Eine Gruppe macht sich auf den Weg,
- achtet darauf, die eigene Befindlichkeit ernst zu nehmen,
- in der Entfaltung der eigenen Persönlichkeit den anderen zu beachten,
- sich an der Botschaft Jesu zu orientieren,
- den Blick auf die gesellschaftlichen Vorgänge nicht aus den Augen zu verlieren.

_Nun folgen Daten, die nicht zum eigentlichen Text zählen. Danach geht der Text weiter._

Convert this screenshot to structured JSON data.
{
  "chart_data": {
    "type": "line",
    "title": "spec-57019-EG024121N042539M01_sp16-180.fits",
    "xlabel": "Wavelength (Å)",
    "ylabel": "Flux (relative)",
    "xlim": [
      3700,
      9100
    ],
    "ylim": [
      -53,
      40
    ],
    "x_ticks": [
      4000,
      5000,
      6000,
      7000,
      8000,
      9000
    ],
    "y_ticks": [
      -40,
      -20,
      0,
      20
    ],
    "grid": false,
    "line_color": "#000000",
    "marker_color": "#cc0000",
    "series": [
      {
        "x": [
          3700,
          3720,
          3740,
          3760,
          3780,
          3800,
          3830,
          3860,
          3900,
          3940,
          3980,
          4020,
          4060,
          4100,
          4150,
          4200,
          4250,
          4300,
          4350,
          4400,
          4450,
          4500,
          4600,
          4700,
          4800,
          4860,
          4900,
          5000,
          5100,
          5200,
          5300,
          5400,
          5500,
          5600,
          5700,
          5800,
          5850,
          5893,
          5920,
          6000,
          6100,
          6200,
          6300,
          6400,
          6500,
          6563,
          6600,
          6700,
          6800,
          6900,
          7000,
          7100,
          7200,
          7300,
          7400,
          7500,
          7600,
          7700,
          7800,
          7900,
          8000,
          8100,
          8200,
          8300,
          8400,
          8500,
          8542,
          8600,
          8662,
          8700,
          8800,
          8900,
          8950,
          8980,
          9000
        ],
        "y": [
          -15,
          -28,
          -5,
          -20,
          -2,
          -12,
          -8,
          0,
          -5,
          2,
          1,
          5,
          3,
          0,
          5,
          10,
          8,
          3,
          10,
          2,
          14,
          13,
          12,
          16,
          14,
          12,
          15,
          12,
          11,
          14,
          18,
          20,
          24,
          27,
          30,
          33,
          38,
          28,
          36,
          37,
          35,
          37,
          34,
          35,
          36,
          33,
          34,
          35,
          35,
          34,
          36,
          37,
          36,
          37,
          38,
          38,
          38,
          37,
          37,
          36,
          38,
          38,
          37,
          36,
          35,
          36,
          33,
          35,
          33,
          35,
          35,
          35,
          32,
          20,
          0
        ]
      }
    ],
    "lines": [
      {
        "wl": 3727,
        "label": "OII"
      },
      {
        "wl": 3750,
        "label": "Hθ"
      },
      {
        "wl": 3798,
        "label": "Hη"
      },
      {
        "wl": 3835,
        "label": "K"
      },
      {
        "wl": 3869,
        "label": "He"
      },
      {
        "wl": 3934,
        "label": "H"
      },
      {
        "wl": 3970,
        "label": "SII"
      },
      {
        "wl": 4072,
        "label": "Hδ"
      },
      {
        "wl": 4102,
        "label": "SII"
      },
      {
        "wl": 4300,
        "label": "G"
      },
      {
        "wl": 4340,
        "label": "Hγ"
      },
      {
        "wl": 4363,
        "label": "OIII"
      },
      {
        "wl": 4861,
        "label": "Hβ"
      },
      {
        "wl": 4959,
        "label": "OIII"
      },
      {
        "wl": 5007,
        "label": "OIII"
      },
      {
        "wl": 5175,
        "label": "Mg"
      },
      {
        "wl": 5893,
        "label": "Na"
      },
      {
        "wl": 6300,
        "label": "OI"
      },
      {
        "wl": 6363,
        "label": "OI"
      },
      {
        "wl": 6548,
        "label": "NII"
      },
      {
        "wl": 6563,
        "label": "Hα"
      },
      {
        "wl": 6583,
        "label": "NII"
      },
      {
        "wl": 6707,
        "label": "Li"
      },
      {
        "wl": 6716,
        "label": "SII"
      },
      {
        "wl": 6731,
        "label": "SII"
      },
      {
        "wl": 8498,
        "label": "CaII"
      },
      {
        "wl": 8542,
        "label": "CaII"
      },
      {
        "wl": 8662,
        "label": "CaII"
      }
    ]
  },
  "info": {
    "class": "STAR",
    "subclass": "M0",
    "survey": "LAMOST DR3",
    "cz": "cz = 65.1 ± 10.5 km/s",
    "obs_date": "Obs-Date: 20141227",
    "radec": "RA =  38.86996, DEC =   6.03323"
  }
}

So kann das Pastoralseminar erlebt werden
- als eine Zeit des Atemholens für sich selber im Getriebe des Alltags
- als eine Zeit der Orientierung am Evangelium
- als eine Zeit der aufmerksamen Wahrnehmung der Lebenssituationen der Menschen in der Gemeinde
- als eine Zeit für den Blick nach außen über den eigenen Kirchturm hinaus.
Die Inhalte orientieren sich an den Themen
- Glaubens- und Lebensgeschichte
- Gottes- und Menschenbild
- Zeichen der Zeit
- Kirche und Gemeinde als Orte des Lebens
- Stärkung der kommunikativen Fähigkeiten
- Begabungen entdecken und entfalten
- Reflexion der pastoralen Praxis der Pfarrgemeinde
Wie wird das Pastoralseminar durchgeführt?
Der Grundkurs wird in der Pfarre oder regional angeboten. Ein unverbindliches Informationstreffen dient als Entscheidungshilfe der Interessentinnen und Interessenten. Eine Gruppe von 12 bis 25 Personen trifft sich innerhalb eines Arbeitsjahres monatlich - drei Mal zu einer längeren Einheit. Die konkrete Planung erfolgt mit den Teilnehmerinnen und Teilnehmern vor Ort. Weil die Diözese ein großes Interesse an der Weiterbildung der Mitarbeiterinnen und Mitarbeiter in den Pfarrgemeinden hat, werden die Kosten großteils von ihr getragen.
Wer kann teilnehmen?
- wer Interesse am Glauben und am Leben der Gemeinde hat,
- wer bereit ist, sich gemeinsam auf die Suche nach Wegen der Zukunft des Glaubens und der Gemeinde zu begeben,
- wer sich und anderen Zeit schenken kann und will.
Wer begleitet Sie?
Je zwei aus einer Gruppe von Mentorinnen und Mentoren, die Fachleute bezüglich der Prozessbegleitung sind, denen einerseits die Entfaltung des einzelnen, andererseits die Entwicklung der Gemeinde am Herzen liegt. Als Frauen und Männer mit theologischer Ausbildung sind sie auch für inhaltliche Fragen des Glaubens und Gemeindelebens kompetent.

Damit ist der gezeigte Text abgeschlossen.